At supper, I was provided with plenty of green peas, hot biscuits and butter, cakes and pie. Well, I soon struck a business-like attitude and these fine rations soon vanished from the dishes that were provided for their reception to a place long since deprived of these luxuries. Today was very cool. I was on duty all night.
Thursday, Jan. 8, 1863
I took a little sleep this morning and got up for breakfast. My eyes continue to be very sore, so I did not do much duty today. Orderly (Sgt.) Cooper had cause to tie James G. Winter s of our company to a fence with his hands tied behind him, drunkenness and disorderly conduct was the cause. Today was pleasant but cool.
Friday, Jan. 9, 1863
There was nothing unusual with us today. Tonight some troops left camp. I did not learn where they were going. We had orders to be ready to march in the morning. Today was cool, but pleasant.
Saturday, Jan. 10, 1863
The order of last evening was countermanded (canceled), so we remain in camp. A large (wagon) train with refugees and a large number of Negroes left camp this morning for Fort Scott, Kan. Men, women and children, white and black, made up the freight of the train. Today was pleasant.”

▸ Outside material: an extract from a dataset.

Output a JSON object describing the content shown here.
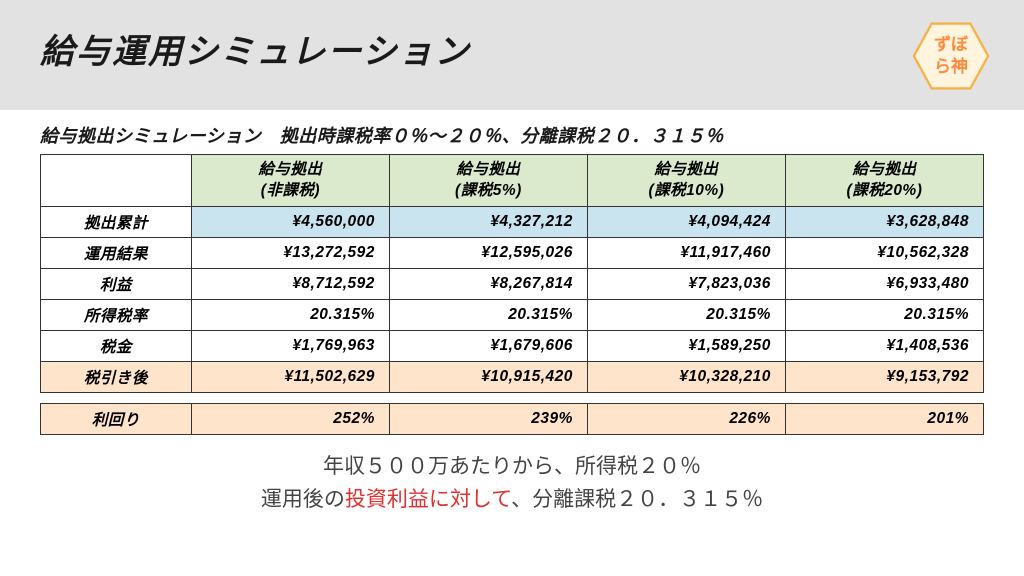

Now then, 2nd Lt. Porter, his company and the balance of the 3rd Wisconsin Cavalry remained on campaign until they returned to Fort Scott in the spring of 1863. As these journal entries indicate “campaigning” did not always include combat. Although a variety of happenings indicate that this campaign was not dull for 1st Sgt. Porter, who received his promotion to 2nd Lieutenant and eventually reached the rank of captain as the war went on.